Oh yeah, the most exciting and dynamic presence on the political scene will be on tap tonight -- in the appearnace of Linda Lingle, governor.
The most impressive quality about her is that as good as she already is, and think she can't get any better, she continues to
improve. Maybe someday she won't -- but that remains to be seen.
Somebody said they were surprised that I was at Kaimuki H.S. the same time Randall Iwase (also Mazie Hirono) was, becaause he looks much older than I do. At Kaimuki H.S., Randall Iwase already was the oldest looking guy.
Actually, I don’t think I look that much younger than most people -- as much as I act much younger than most people. Even the young people are impressed that I’m actually “younger” than they are -- because I see things with fresh eyes and perspectives, while many already think of themselves as old at 24.
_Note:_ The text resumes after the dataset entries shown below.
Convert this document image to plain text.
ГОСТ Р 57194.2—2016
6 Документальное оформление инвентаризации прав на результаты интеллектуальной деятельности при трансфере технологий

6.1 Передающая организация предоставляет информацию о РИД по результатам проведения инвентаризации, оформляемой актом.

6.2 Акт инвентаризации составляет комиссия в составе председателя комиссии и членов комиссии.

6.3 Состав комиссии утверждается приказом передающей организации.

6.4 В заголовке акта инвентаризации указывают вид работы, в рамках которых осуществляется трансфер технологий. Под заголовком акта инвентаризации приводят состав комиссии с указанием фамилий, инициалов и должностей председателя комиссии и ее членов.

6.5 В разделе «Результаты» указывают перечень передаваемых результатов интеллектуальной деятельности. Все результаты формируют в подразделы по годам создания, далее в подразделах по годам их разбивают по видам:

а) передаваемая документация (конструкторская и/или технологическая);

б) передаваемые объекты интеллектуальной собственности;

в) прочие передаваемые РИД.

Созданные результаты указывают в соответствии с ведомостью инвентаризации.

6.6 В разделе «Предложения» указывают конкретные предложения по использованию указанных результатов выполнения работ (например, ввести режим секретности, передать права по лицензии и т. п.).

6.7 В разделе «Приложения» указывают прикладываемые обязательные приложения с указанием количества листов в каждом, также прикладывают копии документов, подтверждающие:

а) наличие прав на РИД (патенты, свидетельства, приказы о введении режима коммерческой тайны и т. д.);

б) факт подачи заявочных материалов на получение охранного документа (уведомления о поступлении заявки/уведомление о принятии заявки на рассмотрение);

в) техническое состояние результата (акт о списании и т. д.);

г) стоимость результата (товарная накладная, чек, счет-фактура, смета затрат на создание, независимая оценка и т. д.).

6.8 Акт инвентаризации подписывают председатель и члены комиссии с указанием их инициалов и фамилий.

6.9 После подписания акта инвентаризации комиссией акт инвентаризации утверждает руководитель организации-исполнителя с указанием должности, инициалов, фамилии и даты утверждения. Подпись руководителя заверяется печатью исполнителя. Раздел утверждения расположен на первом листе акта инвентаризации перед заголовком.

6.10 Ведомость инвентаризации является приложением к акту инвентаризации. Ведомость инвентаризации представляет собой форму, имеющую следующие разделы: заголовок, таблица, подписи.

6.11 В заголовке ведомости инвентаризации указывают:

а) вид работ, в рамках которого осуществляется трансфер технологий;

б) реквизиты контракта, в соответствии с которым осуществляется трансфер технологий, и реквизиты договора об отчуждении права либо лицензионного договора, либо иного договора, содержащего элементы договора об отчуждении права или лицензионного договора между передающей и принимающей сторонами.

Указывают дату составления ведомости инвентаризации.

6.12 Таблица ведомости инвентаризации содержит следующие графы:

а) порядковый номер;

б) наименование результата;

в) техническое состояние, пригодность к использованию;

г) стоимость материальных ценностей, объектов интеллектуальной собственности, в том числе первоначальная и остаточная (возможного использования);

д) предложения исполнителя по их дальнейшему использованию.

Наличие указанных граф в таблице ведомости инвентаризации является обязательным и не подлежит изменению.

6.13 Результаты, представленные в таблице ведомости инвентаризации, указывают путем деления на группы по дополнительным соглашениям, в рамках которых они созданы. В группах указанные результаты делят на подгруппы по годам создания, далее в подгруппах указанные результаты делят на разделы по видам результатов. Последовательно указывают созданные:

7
It’s largely due to their conditioning -- to think as old people, because that’s what society calls growing up and being an adult -- somebody who never questions anymore but knows how to go along with the inertia of the status quo to resist change and progress. All societies, as well as every individual, has to change, adapt and create life anew or there is only deterioration and finally death.
Just like meaningful, dynamic and purposeful lives, societies have to recreate and renew themselves -- to retain their vitality and vibrancy. One notes the divergence increasingly -- as the highly visible baby boom generation hits 50. Most are still aging in the traditional pattern -- but a few are defying that pattern and redefining and re-creating in the ways not possible before -- because “more” life is meaningless unless there is a “better” life that is overlooked.
One does not wish to live a longer time in deterioration and hopelessness. Then life becomes meaningless, bitter, full of resentment and longing for one’s youth -- rather than living at the greatest possibility of life at any age. In the 21st century, the whole concept of “age” begins to disappear -- and the relevant information is how fully one embraces the fullest possibility of actualizing and optimizing life in the present moment.
Some are increasingly doing it already. The sadness and problems of society are those who aren’t -- and are living in a very different reality, not limited by the traditional intangibles and material things -- but is essentially about attitudes, perspectives, perceptions about life and society. Of course, many of the first adaptors will be those better off -- with the leisure and circumstance to think deeply about these things and discriminate “better” from merely “more of the same.” More of the same, never will be the solution to our problems.
The basic response to problems is either to eliminate it, as healthy and thoughtful people do -- and the other is to exploit the problem so it continues to become an even greater problem. That is the tell-tale sign that the solution previously chosen, is the wrong one -- requiring infinitely more highly-paid experts and professionals, while the results become futile to assess.
I don’t think we need more 9/11s to create more jobs and more work.
I’m fine with there being no further attacks in the US since then. Wishful thinking and demagogueing never got it done before -- and never will.
Those are not peace activists -- who let their fellow citizens be slaughtered hoping they will not be next. That was the underlying story of the last great war -- in which hundreds of millions died because many people in responsible positions merely hoped it would not. You can’t have those people in leadership positions -- when it really matters.
As a legendary martial arts master said,
"When the enemy is killing you, you can not be in denial."